En parallèle, nos élèves sont sur-sollicités par une société trop souvent axée sur le plaisir immédiat, à en perdre le goût à l’effort. Prenons l’exemple de la musique, dont la finalité est pourtant le plaisir de jouer : il devient très difficile de convaincre un adolescent de faire des gammes et de travailler le solfège alors qu’un clavier relié à un ordinateur permet instantanément de « faire du son ». En conséquence, les adolescents non poussés par leurs parents désertent les conservatoires, remplis d’enfants de musiciens eux-mêmes. Il en va de même pour les mathématiques où, en terminale spécialité maths et plus encore en classe préparatoire, on trouve beaucoup d’élèves poussés dans le dos par des parents profs ou ingénieurs.
Travailler à contre-courant de cette tendance est une tache prométhéenne. Par quel bout prendre le problème ? Repartons du mot « savoir », qui vient du latin « sapere » qui signifie « goûter, savourer ».

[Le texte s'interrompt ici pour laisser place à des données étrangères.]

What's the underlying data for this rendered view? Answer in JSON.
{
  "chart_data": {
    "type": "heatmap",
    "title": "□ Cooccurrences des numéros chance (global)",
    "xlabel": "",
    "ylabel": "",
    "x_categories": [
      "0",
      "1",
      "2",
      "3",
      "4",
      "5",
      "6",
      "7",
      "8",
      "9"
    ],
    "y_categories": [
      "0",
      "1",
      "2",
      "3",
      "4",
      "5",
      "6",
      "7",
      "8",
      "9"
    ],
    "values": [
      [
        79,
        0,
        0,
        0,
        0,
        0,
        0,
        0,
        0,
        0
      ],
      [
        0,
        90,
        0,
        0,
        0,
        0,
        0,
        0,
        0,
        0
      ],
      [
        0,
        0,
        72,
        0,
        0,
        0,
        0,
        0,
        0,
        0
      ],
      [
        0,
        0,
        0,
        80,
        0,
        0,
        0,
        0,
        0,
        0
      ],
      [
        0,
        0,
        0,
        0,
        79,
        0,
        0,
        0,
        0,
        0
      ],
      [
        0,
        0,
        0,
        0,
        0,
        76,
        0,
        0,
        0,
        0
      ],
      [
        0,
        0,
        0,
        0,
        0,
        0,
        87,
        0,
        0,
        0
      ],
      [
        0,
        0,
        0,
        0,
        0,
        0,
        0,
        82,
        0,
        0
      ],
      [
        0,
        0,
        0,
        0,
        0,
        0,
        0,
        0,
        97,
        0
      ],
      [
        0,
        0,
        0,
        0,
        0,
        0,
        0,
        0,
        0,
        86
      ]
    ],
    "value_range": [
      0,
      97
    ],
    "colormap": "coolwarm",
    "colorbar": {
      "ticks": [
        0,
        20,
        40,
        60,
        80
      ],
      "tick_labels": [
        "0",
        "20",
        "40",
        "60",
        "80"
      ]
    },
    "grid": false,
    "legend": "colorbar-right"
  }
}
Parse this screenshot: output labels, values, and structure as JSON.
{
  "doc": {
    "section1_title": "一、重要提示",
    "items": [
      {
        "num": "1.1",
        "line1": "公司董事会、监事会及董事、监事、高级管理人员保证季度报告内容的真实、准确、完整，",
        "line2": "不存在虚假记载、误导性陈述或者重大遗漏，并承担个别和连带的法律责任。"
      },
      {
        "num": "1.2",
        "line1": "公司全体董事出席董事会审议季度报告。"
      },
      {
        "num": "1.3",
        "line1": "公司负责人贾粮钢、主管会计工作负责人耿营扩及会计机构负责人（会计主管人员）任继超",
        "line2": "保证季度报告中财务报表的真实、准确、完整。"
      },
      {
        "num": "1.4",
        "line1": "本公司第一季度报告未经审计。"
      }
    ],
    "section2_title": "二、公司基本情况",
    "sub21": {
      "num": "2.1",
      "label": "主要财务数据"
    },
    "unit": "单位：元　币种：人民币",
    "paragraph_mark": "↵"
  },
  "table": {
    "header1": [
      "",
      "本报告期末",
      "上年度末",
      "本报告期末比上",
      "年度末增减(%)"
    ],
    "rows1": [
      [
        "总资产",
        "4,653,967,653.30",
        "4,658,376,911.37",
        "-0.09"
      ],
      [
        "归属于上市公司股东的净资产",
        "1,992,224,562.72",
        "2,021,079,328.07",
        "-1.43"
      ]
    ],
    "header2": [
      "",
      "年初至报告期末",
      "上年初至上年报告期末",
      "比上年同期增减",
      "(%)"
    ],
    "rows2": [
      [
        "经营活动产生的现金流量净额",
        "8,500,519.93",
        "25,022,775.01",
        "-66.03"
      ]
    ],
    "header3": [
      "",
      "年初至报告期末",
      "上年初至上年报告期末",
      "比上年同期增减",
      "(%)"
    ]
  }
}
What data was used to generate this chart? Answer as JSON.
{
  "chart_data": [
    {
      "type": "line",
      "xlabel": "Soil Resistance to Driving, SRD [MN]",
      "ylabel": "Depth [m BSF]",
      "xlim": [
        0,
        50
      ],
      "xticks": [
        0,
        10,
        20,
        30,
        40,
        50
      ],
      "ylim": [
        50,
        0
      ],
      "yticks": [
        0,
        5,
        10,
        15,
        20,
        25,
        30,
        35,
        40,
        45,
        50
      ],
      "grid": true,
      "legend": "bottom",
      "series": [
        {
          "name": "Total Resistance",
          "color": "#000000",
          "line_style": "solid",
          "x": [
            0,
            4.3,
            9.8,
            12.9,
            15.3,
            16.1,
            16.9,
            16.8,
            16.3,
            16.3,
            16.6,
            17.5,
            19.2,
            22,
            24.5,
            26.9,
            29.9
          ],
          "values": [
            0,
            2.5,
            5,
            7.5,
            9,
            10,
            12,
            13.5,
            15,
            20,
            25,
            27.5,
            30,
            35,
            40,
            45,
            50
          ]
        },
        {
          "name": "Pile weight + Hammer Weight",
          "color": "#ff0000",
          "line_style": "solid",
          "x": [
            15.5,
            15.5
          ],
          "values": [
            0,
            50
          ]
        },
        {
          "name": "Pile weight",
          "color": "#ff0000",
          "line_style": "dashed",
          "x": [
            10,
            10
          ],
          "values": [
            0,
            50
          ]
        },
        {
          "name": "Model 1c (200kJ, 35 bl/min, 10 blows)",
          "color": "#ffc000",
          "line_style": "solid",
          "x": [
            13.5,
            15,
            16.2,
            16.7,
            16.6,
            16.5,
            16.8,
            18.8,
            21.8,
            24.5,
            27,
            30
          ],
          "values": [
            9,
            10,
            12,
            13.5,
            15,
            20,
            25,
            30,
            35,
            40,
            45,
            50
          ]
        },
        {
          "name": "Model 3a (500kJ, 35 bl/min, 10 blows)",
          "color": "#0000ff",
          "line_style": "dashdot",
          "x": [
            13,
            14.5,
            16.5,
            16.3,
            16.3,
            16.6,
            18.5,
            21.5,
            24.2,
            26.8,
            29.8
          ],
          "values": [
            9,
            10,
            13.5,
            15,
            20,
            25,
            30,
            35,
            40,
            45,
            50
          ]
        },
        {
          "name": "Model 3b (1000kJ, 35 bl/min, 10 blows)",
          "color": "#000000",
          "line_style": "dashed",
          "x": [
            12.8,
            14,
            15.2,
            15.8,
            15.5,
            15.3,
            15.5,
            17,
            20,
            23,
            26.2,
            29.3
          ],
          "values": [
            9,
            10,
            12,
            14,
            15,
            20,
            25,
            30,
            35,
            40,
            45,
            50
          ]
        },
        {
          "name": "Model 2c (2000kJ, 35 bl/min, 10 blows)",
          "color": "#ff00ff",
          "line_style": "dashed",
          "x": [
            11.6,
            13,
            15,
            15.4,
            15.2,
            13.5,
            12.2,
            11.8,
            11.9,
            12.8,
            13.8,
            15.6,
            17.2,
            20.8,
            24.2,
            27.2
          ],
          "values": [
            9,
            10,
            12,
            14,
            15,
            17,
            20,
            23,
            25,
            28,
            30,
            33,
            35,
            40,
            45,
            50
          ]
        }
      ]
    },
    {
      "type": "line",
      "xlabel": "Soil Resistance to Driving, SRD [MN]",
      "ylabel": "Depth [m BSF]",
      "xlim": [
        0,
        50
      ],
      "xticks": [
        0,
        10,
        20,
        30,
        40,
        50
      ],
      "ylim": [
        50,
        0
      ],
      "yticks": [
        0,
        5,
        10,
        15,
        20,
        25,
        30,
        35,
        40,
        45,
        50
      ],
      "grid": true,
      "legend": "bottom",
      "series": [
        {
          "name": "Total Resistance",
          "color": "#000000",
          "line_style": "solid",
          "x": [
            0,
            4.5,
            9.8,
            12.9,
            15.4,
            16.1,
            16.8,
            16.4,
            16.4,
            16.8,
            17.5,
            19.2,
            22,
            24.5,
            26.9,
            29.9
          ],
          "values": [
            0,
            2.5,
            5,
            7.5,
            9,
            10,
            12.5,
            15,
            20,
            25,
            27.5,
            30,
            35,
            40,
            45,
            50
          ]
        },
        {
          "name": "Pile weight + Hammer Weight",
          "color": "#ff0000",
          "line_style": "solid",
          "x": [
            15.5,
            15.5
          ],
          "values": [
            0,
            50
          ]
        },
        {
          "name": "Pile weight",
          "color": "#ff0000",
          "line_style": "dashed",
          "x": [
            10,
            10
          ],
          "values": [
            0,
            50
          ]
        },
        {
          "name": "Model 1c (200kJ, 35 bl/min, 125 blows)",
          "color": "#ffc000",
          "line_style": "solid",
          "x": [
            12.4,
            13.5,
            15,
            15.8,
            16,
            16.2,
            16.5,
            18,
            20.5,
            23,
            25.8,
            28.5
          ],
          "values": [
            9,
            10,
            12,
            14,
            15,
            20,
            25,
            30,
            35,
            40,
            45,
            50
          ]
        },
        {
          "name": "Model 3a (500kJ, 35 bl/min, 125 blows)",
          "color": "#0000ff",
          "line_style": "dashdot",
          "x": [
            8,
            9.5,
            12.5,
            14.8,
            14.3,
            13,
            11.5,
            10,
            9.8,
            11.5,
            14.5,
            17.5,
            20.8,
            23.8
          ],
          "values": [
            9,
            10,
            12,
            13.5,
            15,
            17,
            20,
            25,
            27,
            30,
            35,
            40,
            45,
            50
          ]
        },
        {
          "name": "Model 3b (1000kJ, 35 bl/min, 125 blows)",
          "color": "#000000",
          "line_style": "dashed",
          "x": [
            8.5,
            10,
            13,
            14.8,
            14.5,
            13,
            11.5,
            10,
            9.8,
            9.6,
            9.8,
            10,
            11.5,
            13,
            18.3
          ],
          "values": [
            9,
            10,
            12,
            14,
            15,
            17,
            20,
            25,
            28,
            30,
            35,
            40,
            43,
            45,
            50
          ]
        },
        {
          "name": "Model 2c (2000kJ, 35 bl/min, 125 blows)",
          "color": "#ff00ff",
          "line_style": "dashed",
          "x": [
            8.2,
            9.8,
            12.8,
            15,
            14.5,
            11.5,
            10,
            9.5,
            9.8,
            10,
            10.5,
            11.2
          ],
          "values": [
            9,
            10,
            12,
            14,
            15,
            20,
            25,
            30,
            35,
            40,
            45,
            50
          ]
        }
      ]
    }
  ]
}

Redonner du goût au savoir mathématique
Le préalable à l’engagement de nos élèves serait bien de redonner du goût au savoir mathématique dans toutes ses dimensions, celle d’une aventure intellectuelle incroyable quand on cherche un problème sans connaître le chemin qui va nous mener à la solution ; celle du langage des autres sciences, quand on apprend que des chercheurs en mathématiques sauvent des vies en calibrant au plus juste les dosages thérapeutiques en médecine ; celle d’une discipline qui nous fait toucher du doigt un brin d’éternité, quand on sait qu’une preuve établie le sera pour toujours ; celle de la structuration de l’esprit pour penser de manière juste, rigoureuse et construite ; celle de l’abnégation aussi que demande un travail motivé pour en maîtriser les outils ; mais celle surtout qui permet de revivre la passion des hommes et femmes qui ont forgé son contenu, à des époques où les savants s’intéressaient en même temps à tous les pans de la connaissance. Il s’agirait donc de montrer le caractère profondément vivant de l’aventure mathématique, qui dit beaucoup de chose sur notre humanité, qui montre que les concepts se sont construits au fil du temps grâce à une grande chaîne de passionnés qui se tiennent la main, de générations en générations, chacune s’appuyant sur les avancées de la précédente, par-delà les différences culturelles et religieuses. Une discipline universelle en somme. Un terrain neutre en tout cas. A méditer, dans une époque rongée par la division.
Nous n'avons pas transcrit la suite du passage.